Всё же он уехал. Потом на фронт отправился уже и я.

Продолжая службу, я непрестанно думал о нем, а также старался писать, заведя дневник. Мои краткие очерки начали приносить то удовлетворение, которое я ощущал когда-то, работая вместе со своим товарищем.

Как-то вечером на мое имя доставили письмо.

«Выражаем искренние соболезнования родным и близким по поводу смерти военного корреспондента…». Дойдя до знакомого имени, я с ужасом бросил письмо. Помимо самого сообщения, я увидел аккуратно сложенную записку. Я взял её, и она задрожала в руках, а на серую, грязную бумагу закапали слёзы. Записка была написана его рукой.

«Здравствуйте, мой друг! Я не представляю, как деликатнее можно начать моё письмо, кроме как сказать, что я смертельно ранен. Среди немногих, о ком я думал, – были вы! Я распоряжусь послать это письмо именно вам и надеюсь, что оно найдет вас. Однажды, заблудившись среди застывшего ужаса, кровавого тумана и духовного мрака, я внезапно понял, что моё маленькое желание осчастливить других преобразилось в долг всей жизни. Мои газеты напоминали людям о лучших временах и вселяли надежду на светлое грядущее под мирным, безоблачным небом, эти газеты были, я думаю, всем, что многие потеряли на войне и в чем они нуждаются: надежде, любви, сочувствии. И скажу, что если я хоть кого-то на долю секунды смог осчастливить, – значит, старался не зря!

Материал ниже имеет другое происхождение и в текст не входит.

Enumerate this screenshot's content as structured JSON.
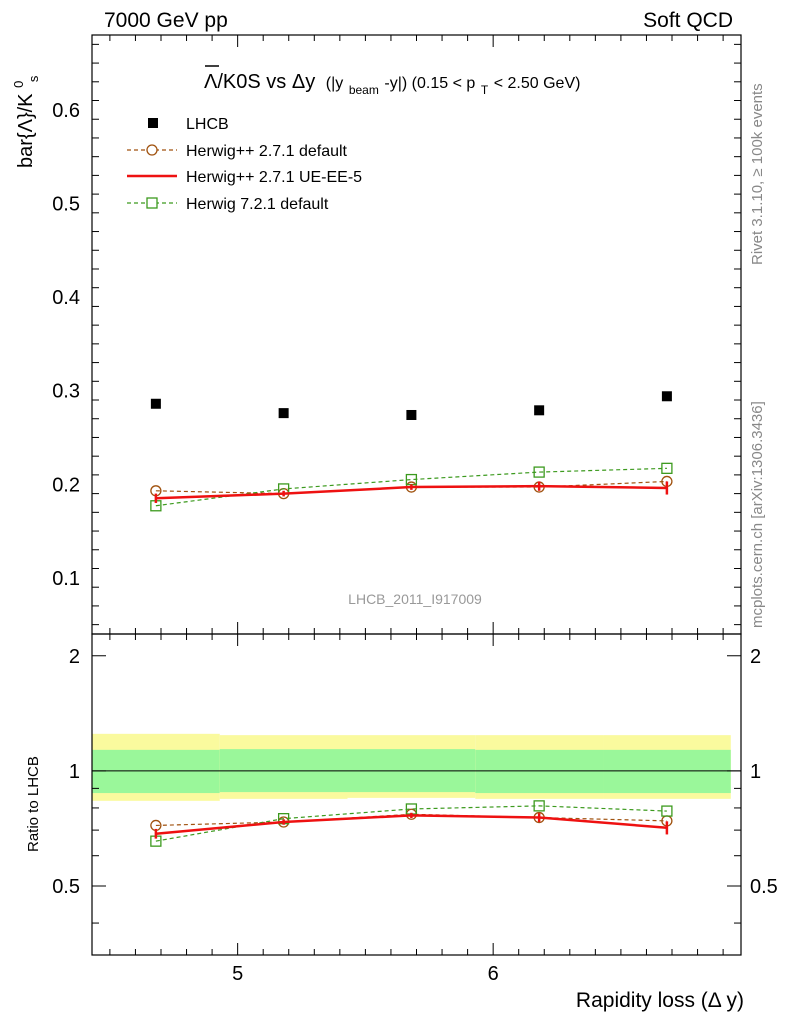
{
  "header": {
    "left": "7000 GeV pp",
    "right": "Soft QCD"
  },
  "side_labels": {
    "rivet": "Rivet 3.1.10, ≥ 100k events",
    "mcplots": "mcplots.cern.ch [arXiv:1306.3436]"
  },
  "chart_data": {
    "type": "scatter",
    "title_main": "Λ/K0S vs Δy",
    "title_sub": "(|y",
    "title_sub_index": "beam",
    "title_sub_rest": "-y|) (0.15 < p",
    "title_pt_index": "T",
    "title_tail": " < 2.50 GeV)",
    "ylabel_main": "bar{Λ}/K",
    "ylabel_sup": "0",
    "ylabel_sub": "s",
    "xlabel": "Rapidity loss (Δ y)",
    "ratio_ylabel": "Ratio to LHCB",
    "watermark": "LHCB_2011_I917009",
    "xlim": [
      4.43,
      6.97
    ],
    "ylim": [
      0.04,
      0.68
    ],
    "ratio_ylim": [
      0.33,
      2.28
    ],
    "x_ticks": [
      "5",
      "6"
    ],
    "y_ticks": [
      "0.1",
      "0.2",
      "0.3",
      "0.4",
      "0.5",
      "0.6"
    ],
    "ratio_ticks": [
      "0.5",
      "1",
      "2"
    ],
    "x_bins": [
      4.43,
      4.93,
      5.43,
      5.93,
      6.43,
      6.93
    ],
    "x": [
      4.68,
      5.18,
      5.68,
      6.18,
      6.68
    ],
    "series": [
      {
        "name": "LHCB",
        "values": [
          0.286,
          0.276,
          0.274,
          0.279,
          0.294
        ],
        "color": "#000000",
        "style": "data"
      },
      {
        "name": "Herwig++ 2.7.1 default",
        "values": [
          0.193,
          0.19,
          0.197,
          0.197,
          0.203
        ],
        "color": "#a0520f",
        "style": "circle-dashed"
      },
      {
        "name": "Herwig++ 2.7.1 UE-EE-5",
        "values": [
          0.185,
          0.19,
          0.197,
          0.198,
          0.196
        ],
        "errors": [
          0.005,
          0.003,
          0.003,
          0.005,
          0.007
        ],
        "color": "#ee1111",
        "style": "solid"
      },
      {
        "name": "Herwig 7.2.1 default",
        "values": [
          0.177,
          0.195,
          0.205,
          0.213,
          0.217
        ],
        "color": "#3c9a1e",
        "style": "square-dashed"
      }
    ],
    "ratio_series": [
      {
        "name": "Herwig++ 2.7.1 default",
        "values": [
          0.72,
          0.735,
          0.77,
          0.755,
          0.74
        ]
      },
      {
        "name": "Herwig++ 2.7.1 UE-EE-5",
        "values": [
          0.685,
          0.735,
          0.765,
          0.755,
          0.71
        ],
        "errors": [
          0.02,
          0.012,
          0.012,
          0.02,
          0.028
        ]
      },
      {
        "name": "Herwig 7.2.1 default",
        "values": [
          0.655,
          0.75,
          0.795,
          0.81,
          0.785
        ]
      }
    ],
    "band_inner": [
      [
        0.875,
        1.135
      ],
      [
        0.88,
        1.14
      ],
      [
        0.88,
        1.14
      ],
      [
        0.875,
        1.135
      ],
      [
        0.875,
        1.135
      ]
    ],
    "band_outer": [
      [
        0.835,
        1.25
      ],
      [
        0.845,
        1.24
      ],
      [
        0.85,
        1.24
      ],
      [
        0.845,
        1.24
      ],
      [
        0.845,
        1.24
      ]
    ],
    "colors": {
      "band_inner": "#9af79a",
      "band_outer": "#fafa9e"
    }
  }
}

Уезжая, я хотел проверить свою идею на подлинность, и, знаете, – вы оказались правы – тот кошмар, который испытали все, несмываем. Я увидел вживую разорванные судьбы людей, видел их искаженные мучениями лица перед страшной смертью, но я продолжал писать для них, и писал больше, отчаяннее, и оказалось, что вера в искусство как утешение, наверно, единственная на целой земле, незыблемая и несокрушимая для тех, кто в искусство верует, что бы ни происходило, ведь создаешь ты сам. Не отклоняйтесь же от веры и вы, как это делаю в последние мгновения жизни я», — было в записке.

«Не погиб, не погиб!» — срывалось с моих губ, пока я читал его послание.

Закончив читать, я рыдал так громко и долго, как никогда. Я не мог поверить в произошедшее. Мне ничего не оставалось делать, кроме как прикладывать к губам строки, пропахнувшие порохом.